The Great Honda Eulogy Part 2: The Seat Belt

BY JORDAN DUROSE
Los Alamos

A couple weeks ago my wonderful Honda became crashed. She is no longer with us. So I did what any sensible person would do in this situation – write a small novella and send a chapter off to the local paper every week like it’s the 1800s again.

There is a lot of fascinating engineering that goes into cars that nobody ever thinks about. Materials science comes into play in the blend of plasticizers used to increase the lifespan of the polypropylene plastic used on all modern car interiors. Electrical engineering is used to reduce the amount of wires that carry signals throughout the car with multiplexing (although that didn’t show up until the 1998 model year Accord).
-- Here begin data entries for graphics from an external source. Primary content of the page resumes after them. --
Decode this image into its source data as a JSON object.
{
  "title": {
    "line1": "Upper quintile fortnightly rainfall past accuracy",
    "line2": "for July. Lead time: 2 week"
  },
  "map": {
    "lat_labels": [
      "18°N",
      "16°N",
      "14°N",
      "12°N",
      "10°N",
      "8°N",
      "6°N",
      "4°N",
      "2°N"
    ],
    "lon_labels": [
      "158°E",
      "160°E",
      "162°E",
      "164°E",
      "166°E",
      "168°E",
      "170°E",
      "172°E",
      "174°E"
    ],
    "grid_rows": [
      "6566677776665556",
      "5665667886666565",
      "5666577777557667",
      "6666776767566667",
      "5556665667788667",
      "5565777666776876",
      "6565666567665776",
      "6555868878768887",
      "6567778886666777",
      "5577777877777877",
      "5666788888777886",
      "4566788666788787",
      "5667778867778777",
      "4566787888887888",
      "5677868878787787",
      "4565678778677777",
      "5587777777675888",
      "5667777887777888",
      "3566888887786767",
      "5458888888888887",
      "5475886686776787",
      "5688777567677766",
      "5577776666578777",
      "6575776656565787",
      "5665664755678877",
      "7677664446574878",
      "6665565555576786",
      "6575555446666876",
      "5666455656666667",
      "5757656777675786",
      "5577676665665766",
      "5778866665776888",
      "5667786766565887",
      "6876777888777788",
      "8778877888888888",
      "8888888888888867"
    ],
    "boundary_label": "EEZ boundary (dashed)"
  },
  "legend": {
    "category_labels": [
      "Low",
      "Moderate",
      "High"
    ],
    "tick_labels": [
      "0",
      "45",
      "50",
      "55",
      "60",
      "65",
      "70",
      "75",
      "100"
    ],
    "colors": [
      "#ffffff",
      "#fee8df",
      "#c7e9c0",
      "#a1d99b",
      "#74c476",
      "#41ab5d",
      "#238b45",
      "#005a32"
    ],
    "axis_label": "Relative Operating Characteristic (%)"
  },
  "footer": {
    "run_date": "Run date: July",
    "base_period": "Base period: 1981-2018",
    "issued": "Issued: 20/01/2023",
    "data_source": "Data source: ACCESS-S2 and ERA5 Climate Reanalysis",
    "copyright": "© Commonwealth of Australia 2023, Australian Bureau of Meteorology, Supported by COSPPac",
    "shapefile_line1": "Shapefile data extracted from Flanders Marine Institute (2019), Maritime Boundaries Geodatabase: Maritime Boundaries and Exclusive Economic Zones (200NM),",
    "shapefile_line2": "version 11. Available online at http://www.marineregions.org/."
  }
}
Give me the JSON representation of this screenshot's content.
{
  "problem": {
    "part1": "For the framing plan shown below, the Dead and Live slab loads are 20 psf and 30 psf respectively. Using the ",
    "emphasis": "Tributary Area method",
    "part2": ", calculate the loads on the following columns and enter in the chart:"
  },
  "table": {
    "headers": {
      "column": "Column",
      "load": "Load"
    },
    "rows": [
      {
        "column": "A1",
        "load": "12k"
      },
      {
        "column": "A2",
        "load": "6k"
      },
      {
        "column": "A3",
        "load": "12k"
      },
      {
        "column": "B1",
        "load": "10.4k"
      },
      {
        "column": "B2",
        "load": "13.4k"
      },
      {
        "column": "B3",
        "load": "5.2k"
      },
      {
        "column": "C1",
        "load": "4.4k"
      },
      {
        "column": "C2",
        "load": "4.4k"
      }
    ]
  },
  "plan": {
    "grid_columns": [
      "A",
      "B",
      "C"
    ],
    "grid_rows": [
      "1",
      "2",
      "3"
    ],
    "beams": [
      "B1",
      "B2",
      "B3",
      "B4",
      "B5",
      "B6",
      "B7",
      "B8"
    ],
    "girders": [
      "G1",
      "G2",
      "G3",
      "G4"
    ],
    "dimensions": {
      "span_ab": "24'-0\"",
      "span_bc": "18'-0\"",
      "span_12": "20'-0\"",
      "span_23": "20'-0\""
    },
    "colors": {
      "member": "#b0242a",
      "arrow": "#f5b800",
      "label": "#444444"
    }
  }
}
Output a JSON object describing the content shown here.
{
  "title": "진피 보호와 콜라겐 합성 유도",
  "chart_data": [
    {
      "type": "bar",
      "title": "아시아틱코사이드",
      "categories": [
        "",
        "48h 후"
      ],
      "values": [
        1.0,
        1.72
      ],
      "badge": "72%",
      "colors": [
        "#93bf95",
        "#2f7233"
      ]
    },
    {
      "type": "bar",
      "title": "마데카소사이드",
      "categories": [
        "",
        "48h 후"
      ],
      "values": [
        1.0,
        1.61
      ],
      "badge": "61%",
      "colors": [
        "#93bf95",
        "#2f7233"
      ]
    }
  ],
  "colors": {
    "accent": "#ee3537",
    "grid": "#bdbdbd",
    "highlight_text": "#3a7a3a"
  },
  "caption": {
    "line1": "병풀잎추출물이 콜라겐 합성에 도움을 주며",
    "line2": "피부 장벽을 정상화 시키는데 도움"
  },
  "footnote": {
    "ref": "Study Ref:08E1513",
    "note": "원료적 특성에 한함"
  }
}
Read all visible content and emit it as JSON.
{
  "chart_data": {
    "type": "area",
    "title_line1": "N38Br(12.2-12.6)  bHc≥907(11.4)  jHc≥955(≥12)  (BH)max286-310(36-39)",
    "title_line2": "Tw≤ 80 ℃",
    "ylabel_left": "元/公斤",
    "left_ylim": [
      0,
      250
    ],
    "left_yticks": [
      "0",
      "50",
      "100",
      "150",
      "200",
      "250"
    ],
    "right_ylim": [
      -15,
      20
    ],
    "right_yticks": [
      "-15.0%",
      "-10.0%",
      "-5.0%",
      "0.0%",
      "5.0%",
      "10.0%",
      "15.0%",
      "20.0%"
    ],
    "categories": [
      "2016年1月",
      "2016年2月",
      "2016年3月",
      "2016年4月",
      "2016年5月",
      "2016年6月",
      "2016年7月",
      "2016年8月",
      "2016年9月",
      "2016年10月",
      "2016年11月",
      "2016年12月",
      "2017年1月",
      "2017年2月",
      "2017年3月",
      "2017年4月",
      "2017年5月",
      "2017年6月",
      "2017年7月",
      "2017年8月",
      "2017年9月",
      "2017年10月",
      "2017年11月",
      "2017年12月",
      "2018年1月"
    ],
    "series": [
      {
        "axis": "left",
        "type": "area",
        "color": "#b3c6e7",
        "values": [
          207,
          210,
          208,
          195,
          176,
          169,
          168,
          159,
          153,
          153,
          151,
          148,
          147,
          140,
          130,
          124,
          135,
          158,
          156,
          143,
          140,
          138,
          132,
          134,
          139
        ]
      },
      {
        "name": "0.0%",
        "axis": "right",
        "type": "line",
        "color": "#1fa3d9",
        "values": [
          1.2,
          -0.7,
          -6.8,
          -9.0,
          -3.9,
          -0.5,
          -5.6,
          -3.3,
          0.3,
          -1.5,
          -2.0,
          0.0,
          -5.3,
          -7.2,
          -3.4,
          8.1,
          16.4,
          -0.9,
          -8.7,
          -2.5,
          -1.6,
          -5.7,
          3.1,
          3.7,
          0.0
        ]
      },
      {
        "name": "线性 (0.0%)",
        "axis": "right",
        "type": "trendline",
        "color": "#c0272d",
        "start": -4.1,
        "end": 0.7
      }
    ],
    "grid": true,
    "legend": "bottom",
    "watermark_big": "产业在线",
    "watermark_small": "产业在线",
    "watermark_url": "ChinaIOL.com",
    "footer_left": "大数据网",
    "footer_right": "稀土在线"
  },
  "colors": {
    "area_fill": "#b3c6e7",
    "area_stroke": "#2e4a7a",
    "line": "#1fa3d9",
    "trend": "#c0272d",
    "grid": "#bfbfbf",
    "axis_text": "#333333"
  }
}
Mechanical engineering determines the steel hardness, location, and torque of all bolts in the chassis in order to not fail even when a particularly careless owner loads the spacious trunk with 1,300lbs of gravel and sand for a 200 foot french drain install. It takes a lot of brainpower to create the masterpiece that is a 1996 Honda Accord – not to mention accidentally engineering it to get to 351 thousand miles until it dies through no fault of its own.

Every piece of a car has a quiet history and quite interesting design given the constant pressure from accountants to cut the price as low as possible. One of those pieces I’d like to talk about is the seat belt retractor. You’ve used it every time you get in your car and grumbled at it every time you try to adjust your seat belt while coming to a stop only to find that it locked in place. When the retractor locked for me, it prevented me from slamming my head into the window and getting a concussion.

Early seat belts in the 1940s were of the type you found on airplanes – dangly hip belts – and it was all the rage to smash your head into the steering wheel in the event of an accident. The first patent for a locking retractable seat belt was in 1955, when a system was proposed where the sudden yanking of a seat belt squished a pneumatic bulb that pressurized a locking cam that prevented further extension. It never got off the ground, presumably because the rubber pneumatic bulb couldn’t stand up to the extreme forces found in an accident.

The next attempt at a locking mechanism was in 1956, wherein you had to take the entire length of coiled belt, pass it over you, and buckle it into an anchor near the door. Then, in the event of an accident, a cam would press against the belt, locking it into place. Presumably it also failed because nobody wants to handle 2 pounds of belt every time they get into their car.

In 1963, electricity was discovered and a new style of locking mechanism was invented which used a solenoid to push a lever directly against the belt, locking it into place until current to the solenoid was cut. This was not an ideal design, as during an accident you can’t assume electricity will be there to provide a safety feature that we nowadays see as rudimentary.

1973 saw the first modern self-locking seat belt retractor, one that both used a purely mechanical acceleration sensor to detect sudden changes in travel and offloaded the stopping force onto a ratchet mechanism instead of pressing a cam directly onto the belt. This is important because the webbing of a seat belt is designed for tensile strength, not compressive – instead of having a cam press directly onto a belt and weakening it, the offloading of a severe tension shock onto a ratchet wheel allows the belt take the brunt of that tension. There have been few substantial improvements to this design, so it represents the basis of all seat belt retractors in use today.

The next time you get frustrated at your seat belt because you want to adjust it while coming to a stop and it locks up on you, think about all the engineering that went into that dumb, overlooked feature. A simple spool of belt that’s designed to work for more than twenty years with no maintenance, able to lock up at a moment’s notice with no electricity, and can withstand several times your body weight to prevent you from slamming into your steering wheel like everyone was doing in the 40s.

My Accord’s driver side seat belt retractor saved me from a rather annoying trip to the ER, and it did so thanks to over half a century of overlooked engineering – found on even the most milquetoast of vehicles.